OGH 2Ob276/48

OGH2Ob276/4827.4.1949

SZ 22/62

Normen

EO §35
ZPO §502
EO §35
ZPO §502

 

Spruch:

Der Unterhaltsverpflichtete kann auch im Verfahren nach § 35 EO. geltend machen, daß für jene vergangene Zeit, für die Unterhaltsbeträge durch Zwangsvollstreckung eingetrieben werden, seine Unterhaltsverpflichtung infolge Änderung der maßgebenden wirtschaftlichen Verhältnisse geändert worden oder erloschen ist.

Entscheidung vom 27. April 1949, 2 Ob 276/48.

I. Instanz: Bezirksgericht Klagenfurt; II. Instanz: Landesgericht Klagenfurt.

Text

Das Bezirksgericht Klagenfurt als Pflegschaftsgericht hatte im Jahre 1943 dem Verpflichteten als Vater eines außerehelichen Kindes eine Unterhaltsleistung auferlegt. Auf Grund dieses Beschlusses war im Jahre 1947 zur Hereinbringung der Unterhaltsbeträge für die Zeit vom 1. Juni 1945 bis 30. Juli 1947 Exekution beantragt und bewilligt worden. Gegen diese Exekutionsbewilligung hatte der Verpflichtete gemäß § 35 EO. Klage geführt, in der er geltend machte, daß er in der fraglichen Zeit kein Einkommen gehabt habe und daß ihm daher die Aufbringung der Unterhaltsbeträge wirtschaftlich unmöglich gewesen sei.

Das Erstgericht hatte dem Klagebegehren stattgegeben, während das Berufungsgericht in Abänderung des erstgerichtlichen Urteils das Klagebegehren abwies. Hiebei stellte sich das Berufungsgericht auf den Standpunkt, daß eine rückwirkende Herabsetzung der Unterhaltsbeträge oder der Ausspruch des gänzlichen Erlöschens für die Vergangenheit in einem Verfahren nach § 35 EO. nicht zulässig sei. Eine solche Entscheidung könne nur jenes Gericht treffen, das seinerzeit die Unterhaltsleistung festgesetzt habe.
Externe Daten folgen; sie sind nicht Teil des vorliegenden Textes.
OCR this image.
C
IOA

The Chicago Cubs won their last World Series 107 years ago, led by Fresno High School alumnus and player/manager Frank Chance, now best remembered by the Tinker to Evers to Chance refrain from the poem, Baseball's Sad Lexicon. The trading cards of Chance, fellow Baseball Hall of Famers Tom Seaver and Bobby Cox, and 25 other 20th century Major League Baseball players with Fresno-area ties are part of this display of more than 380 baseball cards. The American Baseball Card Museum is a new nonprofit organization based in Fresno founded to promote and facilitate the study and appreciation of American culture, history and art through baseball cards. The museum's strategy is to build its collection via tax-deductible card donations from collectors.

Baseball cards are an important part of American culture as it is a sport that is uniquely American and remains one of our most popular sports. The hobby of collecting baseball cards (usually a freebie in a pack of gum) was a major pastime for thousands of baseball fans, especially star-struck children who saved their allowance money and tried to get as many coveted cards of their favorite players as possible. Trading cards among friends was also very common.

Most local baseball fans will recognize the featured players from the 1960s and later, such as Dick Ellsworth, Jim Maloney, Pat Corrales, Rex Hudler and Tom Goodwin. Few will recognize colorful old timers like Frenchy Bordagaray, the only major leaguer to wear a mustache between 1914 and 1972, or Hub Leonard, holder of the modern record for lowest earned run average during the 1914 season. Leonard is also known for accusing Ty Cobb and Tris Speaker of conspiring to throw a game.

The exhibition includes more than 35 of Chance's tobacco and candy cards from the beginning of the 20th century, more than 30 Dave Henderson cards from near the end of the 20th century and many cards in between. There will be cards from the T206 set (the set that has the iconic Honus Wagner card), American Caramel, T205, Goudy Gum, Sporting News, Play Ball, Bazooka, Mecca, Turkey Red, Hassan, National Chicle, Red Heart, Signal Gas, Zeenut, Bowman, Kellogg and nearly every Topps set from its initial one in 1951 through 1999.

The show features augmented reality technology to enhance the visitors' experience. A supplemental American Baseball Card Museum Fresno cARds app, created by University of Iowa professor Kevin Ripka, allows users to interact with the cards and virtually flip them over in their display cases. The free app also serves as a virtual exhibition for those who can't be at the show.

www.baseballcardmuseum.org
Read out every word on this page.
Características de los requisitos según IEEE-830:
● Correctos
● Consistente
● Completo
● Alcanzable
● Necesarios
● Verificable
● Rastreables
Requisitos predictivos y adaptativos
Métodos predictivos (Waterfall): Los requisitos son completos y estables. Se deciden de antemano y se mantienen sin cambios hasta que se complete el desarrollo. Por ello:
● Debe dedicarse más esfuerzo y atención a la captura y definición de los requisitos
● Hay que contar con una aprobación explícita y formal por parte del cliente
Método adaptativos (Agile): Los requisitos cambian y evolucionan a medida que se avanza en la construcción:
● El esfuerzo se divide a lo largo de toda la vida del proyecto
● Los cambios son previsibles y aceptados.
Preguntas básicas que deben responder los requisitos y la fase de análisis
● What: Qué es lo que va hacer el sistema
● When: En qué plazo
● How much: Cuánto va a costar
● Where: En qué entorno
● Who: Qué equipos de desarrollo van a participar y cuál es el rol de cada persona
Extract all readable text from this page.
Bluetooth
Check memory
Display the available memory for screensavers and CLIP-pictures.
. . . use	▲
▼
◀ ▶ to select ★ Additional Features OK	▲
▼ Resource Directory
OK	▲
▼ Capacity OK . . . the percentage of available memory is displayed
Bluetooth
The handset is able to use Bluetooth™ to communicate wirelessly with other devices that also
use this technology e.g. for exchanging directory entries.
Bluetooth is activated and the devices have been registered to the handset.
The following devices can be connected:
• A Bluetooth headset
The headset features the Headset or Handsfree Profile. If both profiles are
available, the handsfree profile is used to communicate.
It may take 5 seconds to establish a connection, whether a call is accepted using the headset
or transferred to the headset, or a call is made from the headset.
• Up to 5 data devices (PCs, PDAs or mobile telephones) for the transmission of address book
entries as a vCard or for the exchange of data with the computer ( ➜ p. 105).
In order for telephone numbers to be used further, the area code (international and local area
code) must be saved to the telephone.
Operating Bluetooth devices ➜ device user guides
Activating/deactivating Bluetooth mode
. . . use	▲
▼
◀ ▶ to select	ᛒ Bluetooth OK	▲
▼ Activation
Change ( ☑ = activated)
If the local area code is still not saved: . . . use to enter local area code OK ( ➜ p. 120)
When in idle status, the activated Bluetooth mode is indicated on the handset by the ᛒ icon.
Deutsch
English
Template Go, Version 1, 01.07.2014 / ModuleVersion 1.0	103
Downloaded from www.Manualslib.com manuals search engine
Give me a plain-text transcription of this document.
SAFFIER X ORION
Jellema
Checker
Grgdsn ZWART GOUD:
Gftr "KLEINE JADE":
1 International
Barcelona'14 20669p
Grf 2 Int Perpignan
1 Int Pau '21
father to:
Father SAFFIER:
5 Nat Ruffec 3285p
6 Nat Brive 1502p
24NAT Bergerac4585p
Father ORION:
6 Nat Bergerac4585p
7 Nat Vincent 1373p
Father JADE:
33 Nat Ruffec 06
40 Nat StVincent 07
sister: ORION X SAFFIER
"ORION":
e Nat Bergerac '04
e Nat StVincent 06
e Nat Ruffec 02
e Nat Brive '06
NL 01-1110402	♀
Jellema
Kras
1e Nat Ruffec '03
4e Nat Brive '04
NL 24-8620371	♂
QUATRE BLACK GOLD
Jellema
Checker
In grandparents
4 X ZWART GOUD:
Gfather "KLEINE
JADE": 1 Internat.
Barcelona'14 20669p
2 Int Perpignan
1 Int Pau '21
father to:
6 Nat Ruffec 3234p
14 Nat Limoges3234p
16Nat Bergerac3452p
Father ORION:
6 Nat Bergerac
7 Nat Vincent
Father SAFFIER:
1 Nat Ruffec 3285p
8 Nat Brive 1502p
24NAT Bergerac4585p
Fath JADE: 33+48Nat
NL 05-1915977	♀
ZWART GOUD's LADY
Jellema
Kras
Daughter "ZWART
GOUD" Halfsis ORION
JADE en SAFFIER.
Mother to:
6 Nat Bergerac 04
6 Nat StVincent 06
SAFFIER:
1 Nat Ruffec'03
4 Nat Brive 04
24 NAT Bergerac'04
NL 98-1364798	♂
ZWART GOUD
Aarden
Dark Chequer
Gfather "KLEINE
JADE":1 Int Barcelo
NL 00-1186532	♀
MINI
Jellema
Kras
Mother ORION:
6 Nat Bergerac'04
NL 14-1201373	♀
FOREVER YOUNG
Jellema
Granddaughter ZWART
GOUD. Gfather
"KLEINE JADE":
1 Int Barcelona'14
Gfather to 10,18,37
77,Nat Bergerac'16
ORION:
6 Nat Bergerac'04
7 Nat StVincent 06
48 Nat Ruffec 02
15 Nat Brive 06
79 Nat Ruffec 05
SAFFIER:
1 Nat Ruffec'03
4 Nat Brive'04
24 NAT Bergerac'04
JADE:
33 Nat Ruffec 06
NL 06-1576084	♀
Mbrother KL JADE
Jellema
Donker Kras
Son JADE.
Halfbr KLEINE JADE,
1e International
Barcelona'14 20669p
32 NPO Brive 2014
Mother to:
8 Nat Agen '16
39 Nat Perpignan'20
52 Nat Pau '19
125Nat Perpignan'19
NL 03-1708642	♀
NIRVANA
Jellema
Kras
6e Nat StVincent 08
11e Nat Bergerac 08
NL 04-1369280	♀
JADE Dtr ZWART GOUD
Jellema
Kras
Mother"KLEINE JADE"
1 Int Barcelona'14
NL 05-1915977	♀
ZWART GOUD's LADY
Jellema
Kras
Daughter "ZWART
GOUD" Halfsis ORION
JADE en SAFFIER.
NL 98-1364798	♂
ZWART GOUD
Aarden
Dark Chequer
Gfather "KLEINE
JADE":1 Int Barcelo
Der Oberste Gerichtshof hat zwar die Revision gegen die Entscheidung des Berufungsgerichtes als unzulässig zurückgewiesen, aber in den Gründen seiner Entscheidung sich auch mit der Frage beschäftigt, ob in einer Klage nach § 35 EO. rückwirkend die Herabsetzung oder das gänzliche Erlöschen von Unterhaltsbeträgen wegen wirtschaftlicher Unmöglichkeit verlangt werden könne.

Rechtliche Beurteilung

Aus der Begründung:

Die Entscheidungen des Obersten Gerichtshofes, auf die das Berufungsgericht zur Stützung seiner Rechtsansicht verweist, nämlich, daß im Wege eines Verfahrens nach § 35 EO. eine Änderung der Unterhaltsverpflichtung für die Vergangenheit nicht durchgesetzt werden könne, sind überholt. Die Rechtsprechung bejaht schon seit längerer Zeit die Möglichkeit, im Verfahren nach § 35 EO. die Frage zu überprüfen, ob sich zur Zeit der Exekutionsbewilligung die für die Unterhaltsbemessung seinerzeit maßgebenden Umstände bereits geändert haben und diese Änderung eine Herabsetzung der Unterhaltsverpflichtung zur Folge hatte. Es genügt, in dieser Richtung auf die Entscheidung SZ. XVI/17 und die zahlreichen in der Manz'schen Ausgabe der EO. 1935 unter Note 2 a zu § 35 angeführten Entscheidungen zu verweisen.

Liegt ein solches rechtliches Hindernis nicht vor, dann handelt es sich im vorliegenden Rechtsstreit lediglich um die Frage der Bemessung des gesetzlichen Unterhaltes. Dabei spielt es keine Rolle, daß sich dieser Bemessungsstreit in den Formen eines Rechtsstreites nach § 35 EO. abspielt. Dem Gründe nach ist die Unterhaltsverpflichtung vom Kläger nicht bestritten. Er behauptet nur, wirtschaftlich zu einer Zahlung in der fraglichen Zeit nicht in der Lage gewesen zu sein. Es wäre daher ohne weiteres möglich, daß seinem Begehren nur mit einem Teilbetrag stattgegeben wird, indem er zwar nicht zur Leistung des ganzen, aber doch eines geringeren Unterhaltsbetrages für fähig angesehen würde. Hieraus ergibt sich, daß der Streit nicht über den Anspruch selbst, sondern nur über die Bemessung seiner Höhe geführt wird.

Die Revision gegen die Entscheidung des Berufungsgerichtes ist daher gemäß § 502 Abs. 2 ZPO. unzulässig und war daher zurückzuweisen.